THE Liberal Democrats have backed a scaled down version of Trident as the party conference voted in favour of ending the UK’s continuous-at-sea nuclear deterrence and instead adopting a “contingency posture”.
Lib Dem members also rejected a move to commit the party to completely scrapping Trident nuclear submarines at Faslane in what was another victory for the party leadership at the conference in Glasgow.
The move came just a day after the conference rejected an motion that called on Nick Clegg to do more to distance the Lib Dems from the Conservatives.
Chief Treasury Minister Danny Alexander, speaking during the defence debate, insisted that the Trident plan represented one of the “most signficant acts of disarmament” in global history.
Mr Alexander said that the move to “scale back” Trident was more realistic and workable than the complete abolition of nuclear weapons as he defended the leadership’s stance on the issue.
He said: “It’s a change that’s taken seriously within the United States.
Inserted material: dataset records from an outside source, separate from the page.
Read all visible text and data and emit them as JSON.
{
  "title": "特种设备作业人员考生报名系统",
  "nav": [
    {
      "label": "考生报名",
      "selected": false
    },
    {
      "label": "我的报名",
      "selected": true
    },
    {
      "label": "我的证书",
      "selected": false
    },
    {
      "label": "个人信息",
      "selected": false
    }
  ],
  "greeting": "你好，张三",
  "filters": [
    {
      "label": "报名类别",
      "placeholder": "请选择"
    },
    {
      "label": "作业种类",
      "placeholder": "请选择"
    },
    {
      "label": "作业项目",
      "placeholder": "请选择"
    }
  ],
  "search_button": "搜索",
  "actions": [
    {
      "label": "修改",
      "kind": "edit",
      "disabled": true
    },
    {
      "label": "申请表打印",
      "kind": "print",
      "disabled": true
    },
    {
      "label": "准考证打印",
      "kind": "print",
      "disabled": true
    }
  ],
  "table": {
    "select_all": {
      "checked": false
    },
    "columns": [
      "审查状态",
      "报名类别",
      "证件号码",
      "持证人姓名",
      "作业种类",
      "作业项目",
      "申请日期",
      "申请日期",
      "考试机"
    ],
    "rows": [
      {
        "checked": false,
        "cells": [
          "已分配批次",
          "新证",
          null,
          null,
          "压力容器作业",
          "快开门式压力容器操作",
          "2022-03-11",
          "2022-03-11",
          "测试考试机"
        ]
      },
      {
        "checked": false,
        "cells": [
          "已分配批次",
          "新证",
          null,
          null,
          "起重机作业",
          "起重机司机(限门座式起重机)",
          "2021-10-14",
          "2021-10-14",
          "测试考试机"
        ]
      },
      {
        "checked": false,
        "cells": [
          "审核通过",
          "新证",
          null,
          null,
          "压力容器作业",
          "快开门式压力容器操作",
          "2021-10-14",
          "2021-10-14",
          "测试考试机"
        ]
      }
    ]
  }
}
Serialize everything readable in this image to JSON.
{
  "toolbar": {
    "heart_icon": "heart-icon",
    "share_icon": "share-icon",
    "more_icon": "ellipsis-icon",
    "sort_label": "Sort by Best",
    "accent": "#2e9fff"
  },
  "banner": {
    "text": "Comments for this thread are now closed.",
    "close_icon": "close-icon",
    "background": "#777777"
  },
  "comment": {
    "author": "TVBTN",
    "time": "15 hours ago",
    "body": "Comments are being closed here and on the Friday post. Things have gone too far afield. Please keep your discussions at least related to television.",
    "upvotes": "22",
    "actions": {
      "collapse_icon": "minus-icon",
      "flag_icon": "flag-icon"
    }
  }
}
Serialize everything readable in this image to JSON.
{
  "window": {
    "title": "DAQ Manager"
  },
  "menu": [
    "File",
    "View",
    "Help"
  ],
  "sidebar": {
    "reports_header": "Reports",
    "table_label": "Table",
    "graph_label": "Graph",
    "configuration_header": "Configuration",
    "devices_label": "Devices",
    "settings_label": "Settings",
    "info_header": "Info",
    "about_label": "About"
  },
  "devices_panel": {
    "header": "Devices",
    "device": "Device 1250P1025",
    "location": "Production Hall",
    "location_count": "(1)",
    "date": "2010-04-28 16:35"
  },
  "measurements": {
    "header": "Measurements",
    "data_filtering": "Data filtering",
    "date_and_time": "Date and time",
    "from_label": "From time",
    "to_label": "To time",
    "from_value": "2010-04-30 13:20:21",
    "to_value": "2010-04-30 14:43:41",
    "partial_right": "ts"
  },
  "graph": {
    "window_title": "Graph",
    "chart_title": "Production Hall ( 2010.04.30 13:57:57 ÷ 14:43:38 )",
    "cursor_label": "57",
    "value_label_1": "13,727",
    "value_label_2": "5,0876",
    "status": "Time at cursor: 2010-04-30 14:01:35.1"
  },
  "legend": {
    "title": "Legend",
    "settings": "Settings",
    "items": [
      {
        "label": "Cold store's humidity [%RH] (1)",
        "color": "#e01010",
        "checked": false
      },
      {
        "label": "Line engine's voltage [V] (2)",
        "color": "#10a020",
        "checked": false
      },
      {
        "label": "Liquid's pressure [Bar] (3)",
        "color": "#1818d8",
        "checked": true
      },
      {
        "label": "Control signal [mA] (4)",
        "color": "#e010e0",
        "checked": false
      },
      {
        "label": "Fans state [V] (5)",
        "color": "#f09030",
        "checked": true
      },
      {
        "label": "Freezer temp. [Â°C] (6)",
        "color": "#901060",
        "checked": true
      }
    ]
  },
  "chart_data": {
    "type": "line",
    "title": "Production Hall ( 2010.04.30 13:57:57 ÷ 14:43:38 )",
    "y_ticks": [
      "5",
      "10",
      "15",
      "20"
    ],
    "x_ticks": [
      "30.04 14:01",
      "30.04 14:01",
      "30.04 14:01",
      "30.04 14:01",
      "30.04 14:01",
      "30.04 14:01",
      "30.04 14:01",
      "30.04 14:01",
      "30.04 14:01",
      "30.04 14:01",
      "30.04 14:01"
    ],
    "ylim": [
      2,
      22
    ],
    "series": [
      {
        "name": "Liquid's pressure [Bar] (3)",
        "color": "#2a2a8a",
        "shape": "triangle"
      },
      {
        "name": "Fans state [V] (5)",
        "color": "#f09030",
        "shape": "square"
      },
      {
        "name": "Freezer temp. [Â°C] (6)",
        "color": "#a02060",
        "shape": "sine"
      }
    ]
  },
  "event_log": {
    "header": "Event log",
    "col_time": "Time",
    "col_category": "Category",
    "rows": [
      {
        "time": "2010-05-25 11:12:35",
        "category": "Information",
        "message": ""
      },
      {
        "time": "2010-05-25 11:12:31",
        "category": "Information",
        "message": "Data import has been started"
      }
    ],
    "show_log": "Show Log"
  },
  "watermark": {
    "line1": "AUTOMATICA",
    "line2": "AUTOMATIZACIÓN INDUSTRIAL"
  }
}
It’s a major step down the ladder of disarmament.
“One of the great merits of the policy position is that it is achievable and deliverable.
“Let’s not sit in a position of purity when we can make a differance.”
The call to completely scrap Trident was backed by a number of party members at the conference, although no MPs or MSPs spoke in favour of the move.
An amendment in favour of ending the nuclear deterrant was defeated by a a margin of 322 to 228 in a comfortable victory for the party leadership.
The policy to scale down Trident, that the party said would involve a “contingency posture” on nulcear weapons, was overwhelmingly supported by the conference.
Lib Dem MP Sir Nick Harvey rejected suggestions that the party now backed a “part-time deterrent” by scaling back nuclear submarine use and sea patrols.
Sir Nick said that the party’s Trident plans would mean that the UK would “retain the capability to put back together” any scaled down deterrent in a matter of days.
The former minister said that the proposals were the “boldest and most radical suggestion” to come from a nuclear nation.
He said: “We’ve continued to sail the high seas 24/7 waving nuclear weapons at noone in particular.
“We do not have a nuclear adversary, but cannot say that will always be the case.” We’d keep the missiles the warheads and submarines and higly skilled crews.”
However, Sir Nick insisted that the Lib Dems plans meant missiles would no longer be directly deployed and would “point the route to the nuclear exit door”.